La première, en consacrant une rupture dans la mise en scène par les gestes et les formes, le style du spectacle, l’utilisation radicale de toutes les capacités physiques des acteurs, pour aboutir à une photographie urbaine, à la description synchronique d’une certaine réalité urbaine. Le spectacle rappelle Le Défilé de mode de Jérôme Deschamps, mais beaucoup plus speed, il caricature plus de réalités diverses qu’il juxtapose sur la scène au même moment.
L’autre belle surprise est l’Ours ou Tchekov l’Africain de la Compagnie Gakokoé. Dans cette catégorie de titres  » machin africain « , on a rarement vu autre chose que la folklorisation et la paupérisation d’un chef-d’oeuvre de la littérature classique. En sorte que la simple référence à l’africanité du  » machin  » est suffisante pour dissuader de plus en plus de gens répugnés par une forme d’apartheid culturel en vogue. Or, l’Ours de Patrick Plaisance est resté une belle histoire d’amour. Allégée par des bribes de formules ewe (langue du Togo-Ghana), des adresses directes au public, une forme de distanciation contrôlée et savamment intégrée par deux comédiens et une comédienne, cette peinture humaine de Tchékhov, a très bien fonctionné au Togo. Le propos était universel. Il fallait  » le truc  » pour le faire partager et cette compagnie l’a trouvé. L’ouverture de Tchékov était, à mon avis, bien plus dans celle du décor transformé sans raison évidente en des lieux divers et imaginaires (chambre, salon, cirque…) qu’en la peau noire d’un des acteurs. Sur cette scène, seuls des acteurs bien dans leur peau ont évolué : impossible dans cette communication simple et complice de voir des nationalités et des races. Les musiques de salon confondues parfois avec des fonds sonores avaient tout pour ennuyer un public d’ici – n’appelle-t-on pas  » programme minimum  » toutes les interprétations avec du violon, au Bénin ? Mais l’effacement des deux interprètes a permis de servir la pièce, d’intégrer la musique au décor en même temps qu’elle joue un rôle de catalyseur dans les moments de tension.

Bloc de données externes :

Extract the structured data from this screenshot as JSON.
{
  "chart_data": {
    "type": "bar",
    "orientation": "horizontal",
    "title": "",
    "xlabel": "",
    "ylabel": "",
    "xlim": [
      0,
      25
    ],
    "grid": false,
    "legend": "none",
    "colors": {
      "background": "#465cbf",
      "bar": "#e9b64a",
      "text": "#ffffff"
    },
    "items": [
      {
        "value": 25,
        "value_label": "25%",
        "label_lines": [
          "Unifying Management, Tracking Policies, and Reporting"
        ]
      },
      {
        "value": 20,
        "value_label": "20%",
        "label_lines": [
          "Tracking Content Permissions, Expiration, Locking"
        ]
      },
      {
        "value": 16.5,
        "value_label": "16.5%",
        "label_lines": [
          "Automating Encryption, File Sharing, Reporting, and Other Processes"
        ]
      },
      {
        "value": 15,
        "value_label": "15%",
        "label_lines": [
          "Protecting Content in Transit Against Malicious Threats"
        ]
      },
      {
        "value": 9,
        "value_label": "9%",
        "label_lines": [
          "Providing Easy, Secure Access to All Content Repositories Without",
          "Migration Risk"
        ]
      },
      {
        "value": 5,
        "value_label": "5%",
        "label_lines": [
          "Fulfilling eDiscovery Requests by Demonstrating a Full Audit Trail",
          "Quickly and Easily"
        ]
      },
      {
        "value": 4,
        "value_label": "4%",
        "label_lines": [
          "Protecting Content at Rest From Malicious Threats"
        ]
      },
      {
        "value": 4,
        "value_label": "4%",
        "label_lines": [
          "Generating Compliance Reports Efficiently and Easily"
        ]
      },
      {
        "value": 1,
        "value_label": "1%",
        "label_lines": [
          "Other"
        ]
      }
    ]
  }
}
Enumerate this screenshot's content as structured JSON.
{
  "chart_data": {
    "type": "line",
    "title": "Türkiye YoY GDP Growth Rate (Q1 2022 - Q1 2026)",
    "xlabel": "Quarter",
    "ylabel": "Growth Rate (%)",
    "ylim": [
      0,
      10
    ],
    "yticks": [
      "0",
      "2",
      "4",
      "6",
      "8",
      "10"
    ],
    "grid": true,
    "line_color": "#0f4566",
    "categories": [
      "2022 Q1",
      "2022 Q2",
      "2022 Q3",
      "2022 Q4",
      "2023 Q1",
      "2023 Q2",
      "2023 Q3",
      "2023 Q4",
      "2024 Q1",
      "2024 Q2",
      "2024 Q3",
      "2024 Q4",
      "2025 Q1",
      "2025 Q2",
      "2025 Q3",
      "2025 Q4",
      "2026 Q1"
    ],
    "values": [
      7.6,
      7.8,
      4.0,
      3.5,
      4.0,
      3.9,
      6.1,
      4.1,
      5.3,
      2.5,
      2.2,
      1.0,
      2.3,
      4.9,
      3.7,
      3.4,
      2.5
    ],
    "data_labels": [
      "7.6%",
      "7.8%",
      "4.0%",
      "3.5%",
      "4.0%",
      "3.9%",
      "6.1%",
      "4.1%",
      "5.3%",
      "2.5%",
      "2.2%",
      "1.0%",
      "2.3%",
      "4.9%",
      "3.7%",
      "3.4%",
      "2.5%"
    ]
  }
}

Certes, des puristes verraient dans cette adaptation un détournement de Tchékhov. Et c’est exactement ce qui fait la force de ce spectacle. C’est exactement cette démarche d’appropriation qui a manqué à toutes ces hordes de mauvais frimeurs qui ne savent plus faire du théâtre pour s’amuser ou pour vivre et qui sont prêts à se renier dans le curieux dessein d’être reconnus comme maîtres. La monotonie thématique caractérisée par une flopée de formules consacrées et lourdes, similaires d’une troupe à l’autre et d’une pièce à la suivante, qui intègrent péniblement un conte rarement différent dans une esthétique constante de narration gémissante, de grimaces plaintives et agaçantes (sauf pour quelques paternalistes attardés), de chants et de danses inopportuns et mal exécutés, cette monotonie qui s’installe sur les scènes d’Afrique et qui risque, à terme, d’éloigner définitivement le public africain du théâtre des Africains, les théâtreux ne produisant désormais que pour  » les blancs « , est le grand virus de la création contemporaine.
Peut-être que Asshoun aura tiré cette leçon pour les sections futures, afin d’accorder plus d’intérêt à ceux qui sont prêts à garder leur nom devant la mort.